Every founder starts the same way. A Google Sheet with columns for name, email, role, status, and notes. It works fine for the first 10 applicants. By 50, you're scrolling past stale rows and forgetting who you already replied to. By 100, you've lost track entirely.

The instinct is to upgrade to "real" software. But the options are either enterprise tools that feel like SAP, or lightweight tools that are really just slightly better spreadsheets with a monthly fee.

What dev tools get right

Think about the tools you actually enjoy using — your editor, your terminal, your CI pipeline. They share a few properties:

  • Speed. They respond instantly. No loading spinners, no page transitions.
  • Keyboard-first. You can navigate, filter, and take action without reaching for the mouse.
  • Information density. You see what matters at a glance without clicking through nested menus.
  • Composability. They integrate with your other tools instead of trying to replace them.

These aren't just nice-to-haves. They determine whether a tool becomes part of your workflow or just another tab you forget to check.

Applying this to hiring

What would an ATS look like if it was designed with these principles?

Triage view with keyboard shortcuts. Instead of clicking into each applicant's profile, you fly through them with j/k to navigate and m to advance. Like email, but for candidates. Every applicant gets an AI-generated brief so you can make decisions in seconds, not minutes.

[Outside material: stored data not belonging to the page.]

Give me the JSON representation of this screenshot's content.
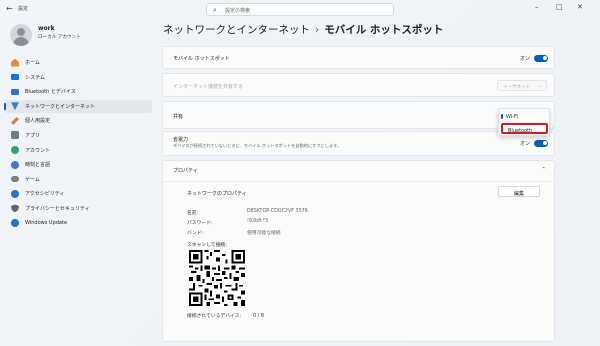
{
  "window": {
    "app_title": "設定",
    "back_glyph": "←",
    "controls": [
      "–",
      "□",
      "✕"
    ]
  },
  "search": {
    "placeholder": "設定の検索"
  },
  "profile": {
    "name": "work",
    "account_type": "ローカル アカウント"
  },
  "sidebar": {
    "items": [
      {
        "label": "ホーム",
        "icon": "home-icon",
        "color": "#e88a3c"
      },
      {
        "label": "システム",
        "icon": "system-icon",
        "color": "#0078d4"
      },
      {
        "label": "Bluetooth とデバイス",
        "icon": "bluetooth-icon",
        "color": "#2f6fd0"
      },
      {
        "label": "ネットワークとインターネット",
        "icon": "network-icon",
        "color": "#3a7ed6",
        "active": true
      },
      {
        "label": "個人用設定",
        "icon": "personalization-icon",
        "color": "#d9823b"
      },
      {
        "label": "アプリ",
        "icon": "apps-icon",
        "color": "#6b7a8c"
      },
      {
        "label": "アカウント",
        "icon": "accounts-icon",
        "color": "#2aa36b"
      },
      {
        "label": "時刻と言語",
        "icon": "time-language-icon",
        "color": "#3b7bd6"
      },
      {
        "label": "ゲーム",
        "icon": "gaming-icon",
        "color": "#7a7f87"
      },
      {
        "label": "アクセシビリティ",
        "icon": "accessibility-icon",
        "color": "#2b6fc9"
      },
      {
        "label": "プライバシーとセキュリティ",
        "icon": "privacy-icon",
        "color": "#5f6670"
      },
      {
        "label": "Windows Update",
        "icon": "windows-update-icon",
        "color": "#1a73d1"
      }
    ]
  },
  "breadcrumb": {
    "parent": "ネットワークとインターネット",
    "separator": "›",
    "current": "モバイル ホットスポット"
  },
  "hotspot": {
    "label": "モバイル ホットスポット",
    "state": "オン"
  },
  "share_from": {
    "label": "インターネット接続を共有する",
    "value": "イーサネット"
  },
  "share_over": {
    "label": "共有",
    "options": [
      "Wi-Fi",
      "Bluetooth"
    ],
    "highlighted": "Bluetooth"
  },
  "power_saving": {
    "label": "省電力",
    "description": "デバイスが接続されていないときに、モバイル ホットスポットを自動的にオフにします。",
    "state": "オン"
  },
  "properties": {
    "header": "プロパティ",
    "network_props_title": "ネットワークのプロパティ",
    "edit_label": "編集",
    "rows": [
      {
        "key": "名前:",
        "value": "DESKTOP-CDOC2VF 3576"
      },
      {
        "key": "パスワード:",
        "value": "!92b8:*3"
      },
      {
        "key": "バンド:",
        "value": "使用可能な接続"
      }
    ],
    "scan_label": "スキャンして接続:",
    "connected_label": "接続されているデバイス:",
    "connected_value": "0 / 8"
  },
  "colors": {
    "accent": "#005fb8",
    "highlight_border": "#d11b2b"
  }
}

AI that works for you. Define what you're looking for in plain English — "has startup experience," "ex-founder," "worked at a YC company" — and every applicant gets evaluated automatically. No manual tagging, no rules engines.

An MCP server. If your team lives in Claude or Cursor, your ATS should be accessible there too. Source candidates, review applications, and add notes without switching contexts.

A careers page that just works. Publish a job and your branded careers page is live. No separate site to maintain, no widget to embed.

The bar is higher now

Founders building in 2026 have used Linear, Vercel, and Notion. They know what good software feels like. Hiring tools should meet that bar.

The old model of "here's a blank pipeline, configure it yourself" doesn't cut it anymore. The best tools are opinionated about workflow, fast by default, and designed for people who are building — not just administrating.

That's what we're building at Loam. An ATS that feels like a dev tool, because that's what founders actually want to use.